Piyasaya Girilen Riskler

Uluslararası ticarete pazara giriş riskinin bir kısmı şöyledir:

Farklı pazara giriş yöntemlerinin en önemli özelliklerinden biri, firmanın uluslararası operasyonlara katılım düzeyidir. Bunun risk ve kontrol seviyeleri açısından önemli etkileri vardır ve şekil 5.3'de şematik olarak gösterilmiştir. Dört pazara giriş yöntemi kategorisi: dolaylı ve doğrudan pazara giriş, işbirliği ve doğrudan yatırım.

Resim Nezaket: sos.co.in/product_image/5040/catalog/product/false&type=jpg

Alternatif yöntemlere kaynak sağlama maliyeti, genellikle katılım ve risk seviyelerine çok yakındır. Bununla birlikte, şema, yüksek katılım oranlarının, yabancı ülke pazarlama faaliyetleri üzerinde kontrol için daha fazla potansiyel yarattığını ve ayrıca genellikle yüksek yatırım maliyeti nedeniyle daha yüksek potansiyel risk getirdiğini göstermektedir. Uygulamada bu, çok basit bir işlemdir, çünkü ürünleri yurt içi satın alma yoluyla uluslararası pazarda pazarlanan firmalar, müşterilerinin başarı stratejisine tamamen güvendikleri için nedenini bilmeden, uluslararası pazarlardan gelen tüm gelirlerini kaybetme riski altındadır.

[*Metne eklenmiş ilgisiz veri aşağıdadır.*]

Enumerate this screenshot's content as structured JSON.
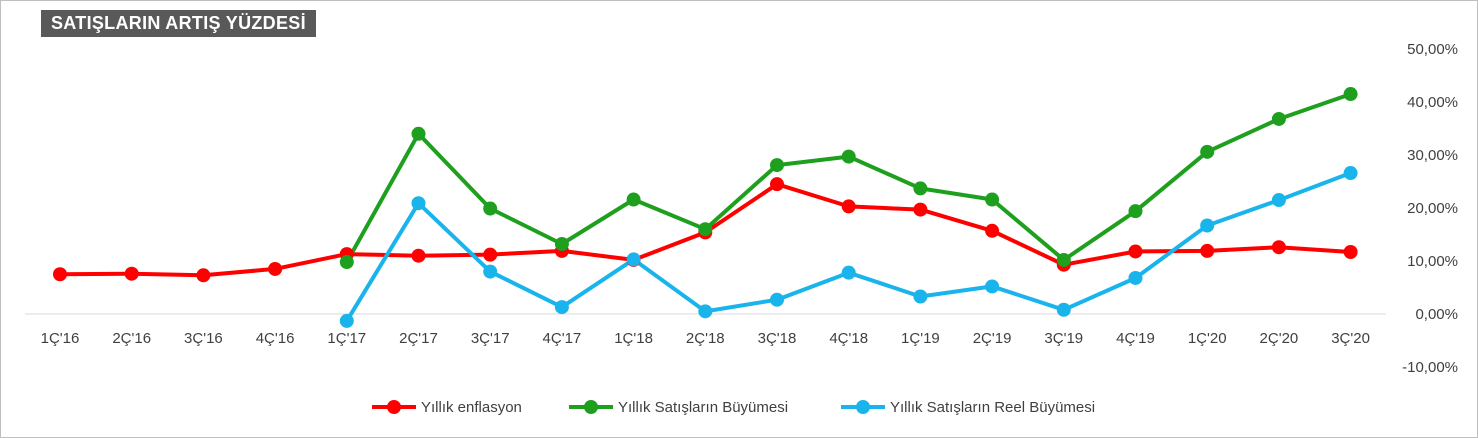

Ortak girişimler ve stratejik ittifaklar şeklindeki ortaklıklar, son birkaç yılda giderek daha yaygın hale gelmiştir, çünkü daha düşük risk ve maliyet seviyelerinde piyasaya girişlerde daha yüksek düzeyde kontrol sağlama avantajı sağladıkları düşünülmektedir. Şirketler arasında yüksek derecede işbirliği ve ortak şirketlerin bireysel hedeflerinin bağdaşmaz olması.

Bu nedenle pazara giriş konusunda karar verirken firmanın cevaplaması gereken en temel sorular şunlardır:

1) Uluslararası ticari faaliyetlerimiz üzerinde ne düzeyde bir kontrol istiyoruz?

2) Hangi seviyede risk almak istiyoruz?

3) Hangi masrafları karşılayabiliriz?

Bu soruları cevaplarken sadece kontrol, risk ve maliyet seviyesini değil, aynı zamanda firmanın pazarlama faaliyetinin farklı unsurlarına verebileceği göreceli önemi de dikkate almak önemlidir. Örneğin, üçüncü taraf yükleniciler tarafından sıklıkla gerçekleştirilen satış sonrası servis hizmetleri gibi pazarlama sürecinin belirli yönleri üzerinde kontrol eksikliği, tüketiciler bir distribütör yerine sık sık üreticiyi suçladığı için bir şirketin veya markanın itibarını ve imajını etkileyebilir veya aldıkları satış sonrası servis kalitesinin düşüklüğü konusunda perakendeci.